Recently, that spread has widened again, similar to what we have seen in prior periods that were followed by market drawdowns. These included July 2023, July 2024, January 2025 during the tariff-related volatility, and October 2025. While not every drawdown was large, the pattern has been fairly consistent over time.
This dynamic is also evident when looking at individual stocks. For example, the volatility index on Amazon tends to rise into earnings and decline sharply afterward. The same behavior was visible recently in Goldman Sachs following its earnings report, and a similar pattern is developing in IBM ahead of its results. This reflects the dispersion between individual stock volatility and index volatility.

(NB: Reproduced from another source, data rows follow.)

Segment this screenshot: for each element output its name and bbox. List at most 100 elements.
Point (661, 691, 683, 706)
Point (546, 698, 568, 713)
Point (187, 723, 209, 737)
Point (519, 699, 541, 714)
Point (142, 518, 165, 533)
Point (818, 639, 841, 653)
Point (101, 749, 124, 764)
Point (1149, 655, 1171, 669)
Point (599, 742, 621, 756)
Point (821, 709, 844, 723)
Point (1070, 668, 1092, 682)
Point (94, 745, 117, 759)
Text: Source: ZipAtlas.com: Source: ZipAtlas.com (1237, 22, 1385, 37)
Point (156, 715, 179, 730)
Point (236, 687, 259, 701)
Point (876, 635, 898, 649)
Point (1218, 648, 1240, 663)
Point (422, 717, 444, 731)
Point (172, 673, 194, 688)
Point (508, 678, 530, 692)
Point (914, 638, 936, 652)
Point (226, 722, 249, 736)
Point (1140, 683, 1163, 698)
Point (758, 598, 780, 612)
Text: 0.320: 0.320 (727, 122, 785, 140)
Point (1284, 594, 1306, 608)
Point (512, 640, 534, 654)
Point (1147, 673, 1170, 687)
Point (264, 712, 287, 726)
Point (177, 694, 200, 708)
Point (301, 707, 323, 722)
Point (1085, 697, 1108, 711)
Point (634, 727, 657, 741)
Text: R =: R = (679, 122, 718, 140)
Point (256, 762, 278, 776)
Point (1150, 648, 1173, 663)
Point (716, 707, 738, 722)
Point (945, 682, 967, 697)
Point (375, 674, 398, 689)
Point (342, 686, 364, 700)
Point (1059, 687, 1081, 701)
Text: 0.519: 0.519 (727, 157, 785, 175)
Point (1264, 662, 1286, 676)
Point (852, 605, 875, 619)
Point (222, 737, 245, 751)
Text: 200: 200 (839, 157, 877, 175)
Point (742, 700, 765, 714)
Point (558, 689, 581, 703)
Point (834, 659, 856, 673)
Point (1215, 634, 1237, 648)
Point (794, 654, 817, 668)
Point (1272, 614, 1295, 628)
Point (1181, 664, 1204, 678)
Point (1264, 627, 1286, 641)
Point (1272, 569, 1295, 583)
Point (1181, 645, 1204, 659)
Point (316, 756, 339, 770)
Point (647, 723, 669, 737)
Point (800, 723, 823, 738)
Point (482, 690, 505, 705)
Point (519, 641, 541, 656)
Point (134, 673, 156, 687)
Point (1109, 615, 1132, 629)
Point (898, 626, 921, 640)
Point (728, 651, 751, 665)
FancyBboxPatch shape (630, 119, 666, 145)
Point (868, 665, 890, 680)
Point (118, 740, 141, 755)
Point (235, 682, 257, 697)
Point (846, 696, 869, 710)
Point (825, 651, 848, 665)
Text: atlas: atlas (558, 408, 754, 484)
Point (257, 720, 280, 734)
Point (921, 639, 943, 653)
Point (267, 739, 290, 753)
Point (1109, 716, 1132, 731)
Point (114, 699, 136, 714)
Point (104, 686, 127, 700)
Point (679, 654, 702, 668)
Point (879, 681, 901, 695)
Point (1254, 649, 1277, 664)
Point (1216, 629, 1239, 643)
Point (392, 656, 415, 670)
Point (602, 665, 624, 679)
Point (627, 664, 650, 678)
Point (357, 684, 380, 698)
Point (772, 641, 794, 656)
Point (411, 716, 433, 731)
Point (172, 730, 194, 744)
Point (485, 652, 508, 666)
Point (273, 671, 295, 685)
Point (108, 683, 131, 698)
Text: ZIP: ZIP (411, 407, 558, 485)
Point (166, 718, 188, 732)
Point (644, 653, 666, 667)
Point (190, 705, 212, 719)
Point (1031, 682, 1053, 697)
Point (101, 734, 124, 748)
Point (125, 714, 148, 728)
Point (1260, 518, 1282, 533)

The trade itself typically involves funds selling index volatility while buying single-stock volatility, which benefits from earnings-related uncertainty. Once earnings season passes, the trade unwinds, correlations rise, and dispersion declines. That process often coincides with broader market weakness.
Recent strength in Meta and Tesla also fits this pattern. Meta and Tesla both rallied sharply in recent sessions, despite limited fundamental news, which is consistent with volatility dispersion dynamics ahead of earnings. Microsoft and Apple have also seen strength, likely reflecting similar positioning rather than a fundamental shift.
From a technical standpoint, the S&P 500 does not appear particularly strong. A major trendline has been broken, and on the hourly chart the index stalled near 6,930 after nearly filling the gap from January 22. For the rally to continue, the index would need to quickly move above 6,930, fully fill the gap, and push toward 6,975. A move below 6,900 early next week would likely increase the probability of a retracement toward the 6,800 area.
The Nasdaq has already filled its gap from January 22 and has broken its uptrend. It continues to struggle near the 25,800 level, an area that has capped rallies since early November. If dispersion begins to unwind over the coming week or into early February, the equity market could weaken further, potentially leading the Nasdaq to undercut its prior low near 23,900.
Overall, volatility dispersion appears to be at or near a peak, and history suggests that once the major earnings reports are complete, the unwind of this trade could coincide with increased market volatility and downside pressure.
Defined Terms and Jargon by ChatGPT
Volatility Dispersion: A market condition where individual stock volatility is significantly higher than overall index volatility, often occurring during earnings season.
Implied Correlation: A measure of how closely stocks are expected to move together based on options pricing. Low implied correlation suggests stocks are moving more independently.
VIX: An index that measures expected volatility of the S&P 500 based on options prices.
VIX EQ: A measure of average implied volatility across individual S&P 500 constituents, rather than the index as a whole.
Gap Fill: A technical concept referring to prices returning to a previously untraded range created by a sharp market move.
Trendline Break: A technical signal indicating that an established price trend may no longer be intact.